Speaking at the AANISS annual lecture, INEC chairman, Joash O. Amupitan, said elections and security must be treated as “two sides of the same coin of national stability.”

With the release of the 2027 timetable — presidential and national assembly elections on January 16 and governorship polls on February 6 — Amupitan said the country has entered a critical phase where political activity could heighten security vulnerabilities.

“We are entering a critical phase,” he said, describing the election cycle as “a security trigger.”

He identified a “sophisticated triad” of threats: social media disinformation, AI-driven manipulation, and foreign information interference, warning that they are “real, evolving, and capable of distorting the electoral environment.”

Amupitan also cited insurgency, communal conflicts, and logistical constraints as persistent risks, warning that insecurity could suppress voter participation.

“Without a secure environment, the sovereign will of the people is not just threatened; it is silenced,” he said.

He flagged declining turnout — from 53 percent in 2011 to 26 percent in 2023 — as a growing danger.

“When citizens disengage, it creates space for destabilising actors,” the electoral commission chief added.

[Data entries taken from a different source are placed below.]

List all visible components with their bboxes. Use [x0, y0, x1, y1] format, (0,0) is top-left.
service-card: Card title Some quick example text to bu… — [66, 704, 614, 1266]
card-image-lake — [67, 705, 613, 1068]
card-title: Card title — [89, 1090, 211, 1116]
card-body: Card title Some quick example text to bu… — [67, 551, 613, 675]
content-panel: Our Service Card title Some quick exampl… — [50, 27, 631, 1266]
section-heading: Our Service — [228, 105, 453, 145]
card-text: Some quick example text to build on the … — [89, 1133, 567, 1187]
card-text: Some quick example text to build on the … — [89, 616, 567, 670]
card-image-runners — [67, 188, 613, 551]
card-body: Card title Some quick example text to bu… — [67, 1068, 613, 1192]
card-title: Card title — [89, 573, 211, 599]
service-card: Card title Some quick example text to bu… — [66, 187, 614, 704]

The INEC chairman said the commission will continue deploying technology, including BVAS and IReV, while calling for stronger coordination among security agencies through the Inter-Agency Consultative Committee on Election Security.

Earlier, Mike Ejiofor said credible elections remain central to stability.

“When elections are credible, they confer legitimacy. When they are flawed, they breed discontent and insecurity,” Ejiofor asserted.

The lecture drew stakeholders across government and the security community, underscoring growing concern over the integrity of the 2027 polls.